En el lanzamiento de “Rascacielos” en el Salón Rojo de La Piedra Feliz de Valparaíso, la mayor parte de la lectura de los poemas estuvo a cargo de terceras personas. El poeta y autor de la obra, Enrique Winter, dio el pie inicial para luego retirar su voz de la lectura. Pregunta: ¿azar, estrategia o gesto reflexivo? Por mi parte quiero creer, como todos los sucedáneos hemos querido y nos hemos convencido de nuestras propias
tozudeces, que aquel signo esboza una suerte de gesto ético-poético: el poeta es un mero interlocutor entre el mensaje que obtiene de la realidad y el libro (escribo libro porque escasamente se puede hablar de un receptor, llámese público, en la actual poesía chilena).

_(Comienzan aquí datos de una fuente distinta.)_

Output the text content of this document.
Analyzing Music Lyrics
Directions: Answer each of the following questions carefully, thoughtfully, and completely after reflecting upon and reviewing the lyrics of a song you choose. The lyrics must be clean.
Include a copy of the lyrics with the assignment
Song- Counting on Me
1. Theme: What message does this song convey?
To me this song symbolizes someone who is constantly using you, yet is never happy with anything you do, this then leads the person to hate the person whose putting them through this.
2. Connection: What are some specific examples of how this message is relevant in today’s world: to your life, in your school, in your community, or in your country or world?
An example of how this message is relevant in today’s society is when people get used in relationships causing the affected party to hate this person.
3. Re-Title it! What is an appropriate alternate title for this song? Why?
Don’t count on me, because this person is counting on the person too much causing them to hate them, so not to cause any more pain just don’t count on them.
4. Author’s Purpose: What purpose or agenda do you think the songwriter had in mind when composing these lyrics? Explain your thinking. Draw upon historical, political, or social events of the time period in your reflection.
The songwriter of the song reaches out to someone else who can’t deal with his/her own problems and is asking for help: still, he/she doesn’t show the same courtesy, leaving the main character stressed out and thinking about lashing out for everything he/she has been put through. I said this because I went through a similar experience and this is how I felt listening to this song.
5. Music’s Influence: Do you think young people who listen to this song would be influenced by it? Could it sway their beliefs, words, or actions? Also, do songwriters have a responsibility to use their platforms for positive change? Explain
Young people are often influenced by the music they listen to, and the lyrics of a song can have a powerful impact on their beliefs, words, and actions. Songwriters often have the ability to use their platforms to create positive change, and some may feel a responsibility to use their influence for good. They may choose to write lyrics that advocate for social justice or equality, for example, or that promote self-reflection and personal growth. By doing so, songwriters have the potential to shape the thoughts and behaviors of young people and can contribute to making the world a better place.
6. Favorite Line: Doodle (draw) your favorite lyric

En este sentido, el poeta simplemente transcribe los datos que adquiere de la realidad, y en esta obra puntual, las voces invisibles de un pueblo, país o continente horrorosamente acostumbrado a la marginalidad. Aquí, entonces, el micrófono es cedido ya no al ego del poeta y a sus predilecciones estéticas, sensibles o intelectuales, sino a la precariedad de la realidad latinoamericana. Sin embargo, el poeta no se vuelve un ser vulnerable al llanto ni se ve tentado por el afán discursivo y panfletario, sino que simplemente deja su grabadora dispuesta para que hable, sin retórica, un pastabasero, una ruma de boletos de micro, una frase jurídica, una silla boca arriba sobre la mesa, un cielo rasca desde el que caen lacrimógenas como el rocío.